Starfabrik Bundesliga: Die Nachfolger von Davies, Sancho & Co.

Lars Pricken

08.07.2020 | 21:16 Uhr

Bayerns Davies (l.) im Laufduell mit Dortmunds Sancho.
Image: Die Bundesliga sucht den nächsten Jugend-Star ala Alphonso Davies (l.) und Jadon Sancho (r.). © DPA pa

Die Bundesliga hat sich zu einem echten Fließband für kommende Stars entwickelt. Sky Sport zeigt zehn aktuelle Youngster, die in der nächsten Saison den Durchbruch schaffen könnten.
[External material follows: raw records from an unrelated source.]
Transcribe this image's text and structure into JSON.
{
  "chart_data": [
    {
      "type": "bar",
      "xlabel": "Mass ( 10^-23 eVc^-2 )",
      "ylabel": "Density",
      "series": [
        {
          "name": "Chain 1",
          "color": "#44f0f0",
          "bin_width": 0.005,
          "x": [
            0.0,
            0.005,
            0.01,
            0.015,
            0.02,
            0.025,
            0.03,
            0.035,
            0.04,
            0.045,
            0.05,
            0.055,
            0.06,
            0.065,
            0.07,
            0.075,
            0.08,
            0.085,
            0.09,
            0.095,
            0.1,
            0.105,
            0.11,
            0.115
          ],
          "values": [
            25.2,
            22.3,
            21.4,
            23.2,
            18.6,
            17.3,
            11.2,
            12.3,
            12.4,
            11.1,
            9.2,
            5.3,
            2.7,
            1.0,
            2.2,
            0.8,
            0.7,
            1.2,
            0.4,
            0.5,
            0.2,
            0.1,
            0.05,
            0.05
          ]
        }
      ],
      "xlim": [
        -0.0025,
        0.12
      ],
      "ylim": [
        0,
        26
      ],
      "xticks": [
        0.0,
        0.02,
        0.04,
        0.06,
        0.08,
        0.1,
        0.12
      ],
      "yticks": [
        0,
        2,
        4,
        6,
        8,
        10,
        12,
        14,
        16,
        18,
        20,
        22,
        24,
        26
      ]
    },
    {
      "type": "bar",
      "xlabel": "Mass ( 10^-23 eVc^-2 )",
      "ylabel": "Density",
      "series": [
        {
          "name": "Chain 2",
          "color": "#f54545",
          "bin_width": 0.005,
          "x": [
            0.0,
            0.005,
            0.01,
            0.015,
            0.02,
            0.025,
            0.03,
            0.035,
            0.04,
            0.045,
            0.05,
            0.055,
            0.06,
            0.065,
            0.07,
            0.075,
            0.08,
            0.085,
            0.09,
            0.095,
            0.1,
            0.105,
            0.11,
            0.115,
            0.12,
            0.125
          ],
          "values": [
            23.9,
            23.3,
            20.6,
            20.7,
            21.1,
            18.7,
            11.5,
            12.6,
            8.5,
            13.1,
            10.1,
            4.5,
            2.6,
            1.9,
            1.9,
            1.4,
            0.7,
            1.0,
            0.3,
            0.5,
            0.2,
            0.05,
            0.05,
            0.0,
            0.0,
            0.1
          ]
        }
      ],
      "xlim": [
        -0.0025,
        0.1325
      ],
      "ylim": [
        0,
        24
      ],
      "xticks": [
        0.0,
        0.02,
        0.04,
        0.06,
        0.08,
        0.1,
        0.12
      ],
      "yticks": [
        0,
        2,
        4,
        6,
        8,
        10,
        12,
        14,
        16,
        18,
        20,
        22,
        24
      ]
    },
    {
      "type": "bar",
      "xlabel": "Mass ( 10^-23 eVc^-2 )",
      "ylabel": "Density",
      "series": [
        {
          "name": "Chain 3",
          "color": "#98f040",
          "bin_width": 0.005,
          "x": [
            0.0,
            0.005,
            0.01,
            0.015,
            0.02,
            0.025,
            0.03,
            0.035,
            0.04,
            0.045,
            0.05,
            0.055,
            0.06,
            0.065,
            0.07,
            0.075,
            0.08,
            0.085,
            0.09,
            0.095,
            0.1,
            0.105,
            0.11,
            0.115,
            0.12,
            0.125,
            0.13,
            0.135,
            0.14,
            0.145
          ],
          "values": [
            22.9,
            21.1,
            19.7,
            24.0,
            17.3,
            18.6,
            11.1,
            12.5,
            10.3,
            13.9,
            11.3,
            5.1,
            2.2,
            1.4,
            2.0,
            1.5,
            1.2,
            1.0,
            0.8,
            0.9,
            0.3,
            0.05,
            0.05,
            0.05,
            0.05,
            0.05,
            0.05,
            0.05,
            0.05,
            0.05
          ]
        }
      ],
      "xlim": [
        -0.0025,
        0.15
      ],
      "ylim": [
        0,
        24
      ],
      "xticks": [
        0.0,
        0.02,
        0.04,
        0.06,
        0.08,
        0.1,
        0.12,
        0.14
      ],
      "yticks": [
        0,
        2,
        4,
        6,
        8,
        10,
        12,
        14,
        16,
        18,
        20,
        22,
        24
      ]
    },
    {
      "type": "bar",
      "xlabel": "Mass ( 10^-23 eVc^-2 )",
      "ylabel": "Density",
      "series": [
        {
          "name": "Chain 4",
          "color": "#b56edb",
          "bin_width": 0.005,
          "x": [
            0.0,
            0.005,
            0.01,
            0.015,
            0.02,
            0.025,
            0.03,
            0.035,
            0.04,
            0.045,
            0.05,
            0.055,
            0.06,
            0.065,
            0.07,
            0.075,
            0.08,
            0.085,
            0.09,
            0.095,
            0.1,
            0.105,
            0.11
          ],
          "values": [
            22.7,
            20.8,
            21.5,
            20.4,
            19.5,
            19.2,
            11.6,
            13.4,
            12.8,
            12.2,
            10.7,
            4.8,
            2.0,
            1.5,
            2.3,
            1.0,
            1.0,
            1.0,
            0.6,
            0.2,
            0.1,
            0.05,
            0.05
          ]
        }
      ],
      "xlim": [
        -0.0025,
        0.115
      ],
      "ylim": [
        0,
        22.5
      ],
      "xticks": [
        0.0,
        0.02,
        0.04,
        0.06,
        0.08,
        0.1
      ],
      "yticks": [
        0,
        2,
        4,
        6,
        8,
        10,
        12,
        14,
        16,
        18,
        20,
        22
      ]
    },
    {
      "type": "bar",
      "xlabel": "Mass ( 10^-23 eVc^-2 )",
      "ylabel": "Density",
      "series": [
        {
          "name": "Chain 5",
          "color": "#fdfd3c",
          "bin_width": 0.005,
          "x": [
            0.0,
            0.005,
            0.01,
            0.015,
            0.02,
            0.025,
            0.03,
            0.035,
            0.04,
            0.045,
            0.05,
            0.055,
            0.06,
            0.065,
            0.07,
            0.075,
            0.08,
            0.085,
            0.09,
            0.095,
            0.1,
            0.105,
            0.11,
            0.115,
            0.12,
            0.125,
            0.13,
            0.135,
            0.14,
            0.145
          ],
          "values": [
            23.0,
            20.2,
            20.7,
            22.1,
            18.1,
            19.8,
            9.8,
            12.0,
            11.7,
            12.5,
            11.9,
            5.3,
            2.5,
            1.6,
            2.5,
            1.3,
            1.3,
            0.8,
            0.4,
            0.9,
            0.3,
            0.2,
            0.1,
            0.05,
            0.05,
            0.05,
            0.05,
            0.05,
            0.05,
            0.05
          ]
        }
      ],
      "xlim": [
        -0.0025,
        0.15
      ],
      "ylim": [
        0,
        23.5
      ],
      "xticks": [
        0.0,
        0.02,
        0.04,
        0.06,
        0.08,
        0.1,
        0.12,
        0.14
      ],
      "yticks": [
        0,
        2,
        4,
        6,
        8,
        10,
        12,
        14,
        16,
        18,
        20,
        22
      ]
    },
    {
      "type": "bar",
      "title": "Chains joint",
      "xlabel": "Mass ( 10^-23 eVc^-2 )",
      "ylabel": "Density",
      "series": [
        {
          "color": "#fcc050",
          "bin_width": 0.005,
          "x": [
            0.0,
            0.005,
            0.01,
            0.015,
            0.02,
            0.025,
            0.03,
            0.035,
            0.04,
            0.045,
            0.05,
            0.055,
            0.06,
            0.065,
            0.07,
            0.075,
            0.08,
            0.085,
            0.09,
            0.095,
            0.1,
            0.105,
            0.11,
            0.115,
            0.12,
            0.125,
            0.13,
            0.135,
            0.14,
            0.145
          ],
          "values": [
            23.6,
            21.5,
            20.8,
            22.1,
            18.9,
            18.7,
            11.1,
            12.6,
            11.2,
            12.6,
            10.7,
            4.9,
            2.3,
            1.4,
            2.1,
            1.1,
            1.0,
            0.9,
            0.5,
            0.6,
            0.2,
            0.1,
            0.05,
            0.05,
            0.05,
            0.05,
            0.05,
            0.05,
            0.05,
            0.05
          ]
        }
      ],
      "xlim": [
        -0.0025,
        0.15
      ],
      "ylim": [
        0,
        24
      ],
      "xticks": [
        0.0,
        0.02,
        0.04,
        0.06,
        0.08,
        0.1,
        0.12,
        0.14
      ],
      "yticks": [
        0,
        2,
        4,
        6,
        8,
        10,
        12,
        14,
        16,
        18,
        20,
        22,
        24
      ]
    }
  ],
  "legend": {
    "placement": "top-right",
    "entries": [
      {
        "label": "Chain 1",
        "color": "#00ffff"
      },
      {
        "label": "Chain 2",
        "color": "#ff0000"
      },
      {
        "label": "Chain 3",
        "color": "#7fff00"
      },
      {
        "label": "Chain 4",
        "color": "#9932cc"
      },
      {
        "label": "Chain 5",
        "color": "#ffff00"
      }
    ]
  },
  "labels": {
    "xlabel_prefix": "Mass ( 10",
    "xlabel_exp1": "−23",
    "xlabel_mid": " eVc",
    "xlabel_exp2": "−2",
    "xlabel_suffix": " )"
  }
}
Viele Talente erhalten in Deutschland die Chance, sich auf höchster Ebene zu präsentieren. Spieler wie Alphonso Davies, Jadon Sancho, Erling Haaland oder Moussa Diaby zog es zuletzt ins deutsche Oberhaus. Sie haben sich bei ihren Teams festgespielt und sind bereits Bundesliga-Stammspieler - auf dem besten Weg internationale Super-Stars zu werden.

In der abgelaufenen Spielzeit haben sich einige weitere Top-Talente hervorgetan, denen der Durchbruch allerdings noch nicht vollends gelungen ist. Sky Sport stellt eine Auswahl an U20-Spielern zusammen, die das Potenzial zum Durchstarter in der kommenden Saison haben.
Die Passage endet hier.